A pour-over will is a will that directs probate assets into a trust at death so property left outside the trust can be transferred into the trust through the estate process.

Byline

Written by: Editorial Team

Updated

April 21, 2026

What Is a Pour-Over Will?

A pour-over will is a will that directs probate assets into a trust at death. It is commonly used alongside a revocable living trust so that property left outside the trust during life can still be transferred into the trust through the estate process after death.

Even a well-drafted trust plan often leaves something outside the trust by mistake or because an asset was acquired later and never retitled. A pour-over will acts as the backup instruction that pushes those probate assets into the trust structure.

Key Takeaways

  • A pour-over will is a will that sends probate assets into a trust at death.
  • It is usually paired with a revocable living trust.
  • The will does not avoid probate by itself. It usually works through probate to move the assets.
  • The main value is coordination between the probate estate and the trust plan.
  • A pour-over will is often a safety-net document for assets that were never funded into the trust.

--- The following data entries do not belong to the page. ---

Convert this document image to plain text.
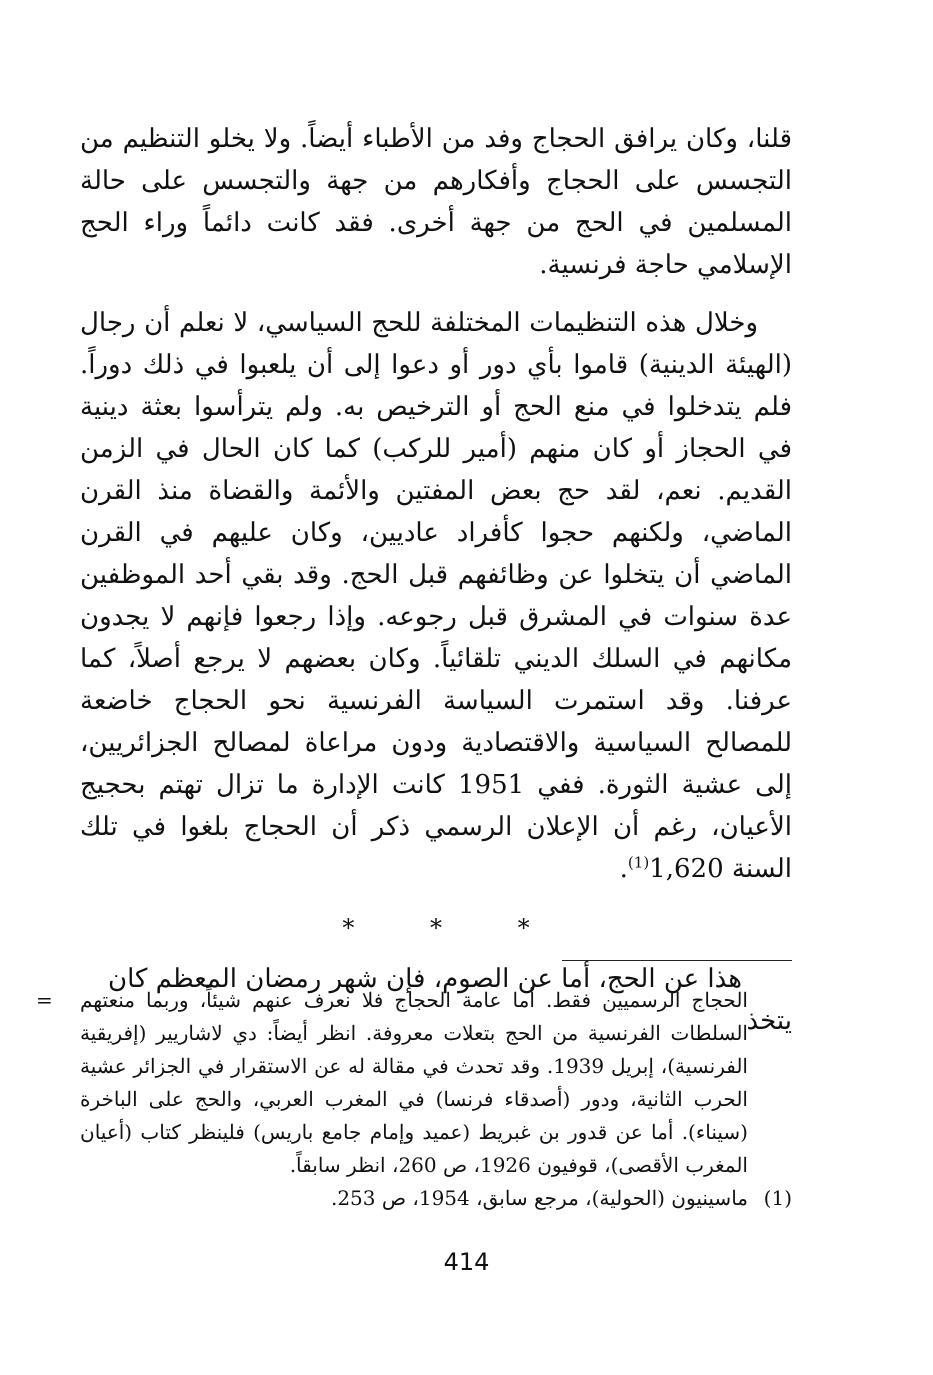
قلنا، وكان يرافق الحجاج وفد من الأطباء أيضاً. ولا يخلو التنظيم من التجسس على الحجاج وأفكارهم من جهة والتجسس على حالة المسلمين في الحج من جهة أخرى. فقد كانت دائماً وراء الحج الإسلامي حاجة فرنسية.

وخلال هذه التنظيمات المختلفة للحج السياسي، لا نعلم أن رجال (الهيئة الدينية) قاموا بأي دور أو دعوا إلى أن يلعبوا في ذلك دوراً. فلم يتدخلوا في منع الحج أو الترخيص به. ولم يترأسوا بعثة دينية في الحجاز أو كان منهم (أمير للركب) كما كان الحال في الزمن القديم. نعم، لقد حج بعض المفتين والأئمة والقضاة منذ القرن الماضي، ولكنهم حجوا كأفراد عاديين، وكان عليهم في القرن الماضي أن يتخلوا عن وظائفهم قبل الحج. وقد بقي أحد الموظفين عدة سنوات في المشرق قبل رجوعه. وإذا رجعوا فإنهم لا يجدون مكانهم في السلك الديني تلقائياً. وكان بعضهم لا يرجع أصلاً، كما عرفنا. وقد استمرت السياسة الفرنسية نحو الحجاج خاضعة للمصالح السياسية والاقتصادية ودون مراعاة لمصالح الجزائريين، إلى عشية الثورة. ففي 1951 كانت الإدارة ما تزال تهتم بحجيج الأعيان، رغم أن الإعلان الرسمي ذكر أن الحجاج بلغوا في تلك السنة 1,620$^{(1)}$.

*	*	*

هذا عن الحج، أما عن الصوم، فإن شهر رمضان المعظم كان يتخذ

= الحجاج الرسميين فقط. أما عامة الحجاج فلا نعرف عنهم شيئاً، وربما منعتهم السلطات الفرنسية من الحج بتعلات معروفة. انظر أيضاً: دي لاشاريير (إفريقية الفرنسية)، إبريل 1939. وقد تحدث في مقالة له عن الاستقرار في الجزائر عشية الحرب الثانية، ودور (أصدقاء فرنسا) في المغرب العربي، والحج على الباخرة (سيناء). أما عن قدور بن غبريط (عميد وإمام جامع باريس) فلينظر كتاب (أعيان المغرب الأقصى)، قوفيون 1926، ص 260، انظر سابقاً.
(1)
ماسينيون (الحولية)، مرجع سابق، 1954، ص 253.
414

How a Pour-Over Will Works

The person creating the estate plan sets up a trust during life and also signs a will that names the trust as the recipient of probate assets. If the person dies with individually titled property still outside the trust, that property can pass through probate and then “pour over” into the trust under the will's terms.

The document is not a replacement for trust funding. It is a backup device. The ideal plan still moves major assets into the trust during life so the pour-over will has less work to do later.

Pour-Over Will Versus Standard Will

Will type

Where probate assets are directed

Standard will

Directly to named beneficiaries or estate recipients

Pour-over will

Into the named trust for later administration under the trust terms

A pour-over will is not trying to replace the trust. It is trying to keep the trust-centered plan intact even if the ownership setup was incomplete at death.

Why Pour-Over Wills Matter Financially

A pour-over will helps when estate plans fail in practice because accounts, deeds, or other property were not retitled correctly. Without a backup device, those stray assets may pass in ways the household did not intend or may require a more fragmented administration process.

The pour-over structure helps consolidate the outcome. It does not erase probate, but it can keep the eventual distribution aligned with the broader trust plan.

When Households Use Pour-Over Wills

Households usually use a pour-over will when they have a trust-based estate plan and want a clean fallback for probate assets. The document is especially common when a family expects the trust to be the main vehicle for long-term administration or beneficiary-specific distribution terms.

The term often appears only after someone already understands the basics of a will and a trust. It is a coordination tool, not a standalone beginner document.

The Bottom Line

A pour-over will is a will that directs probate assets into a trust at death. It helps keep a trust-centered estate plan coordinated when some property was never fully moved into the trust during life.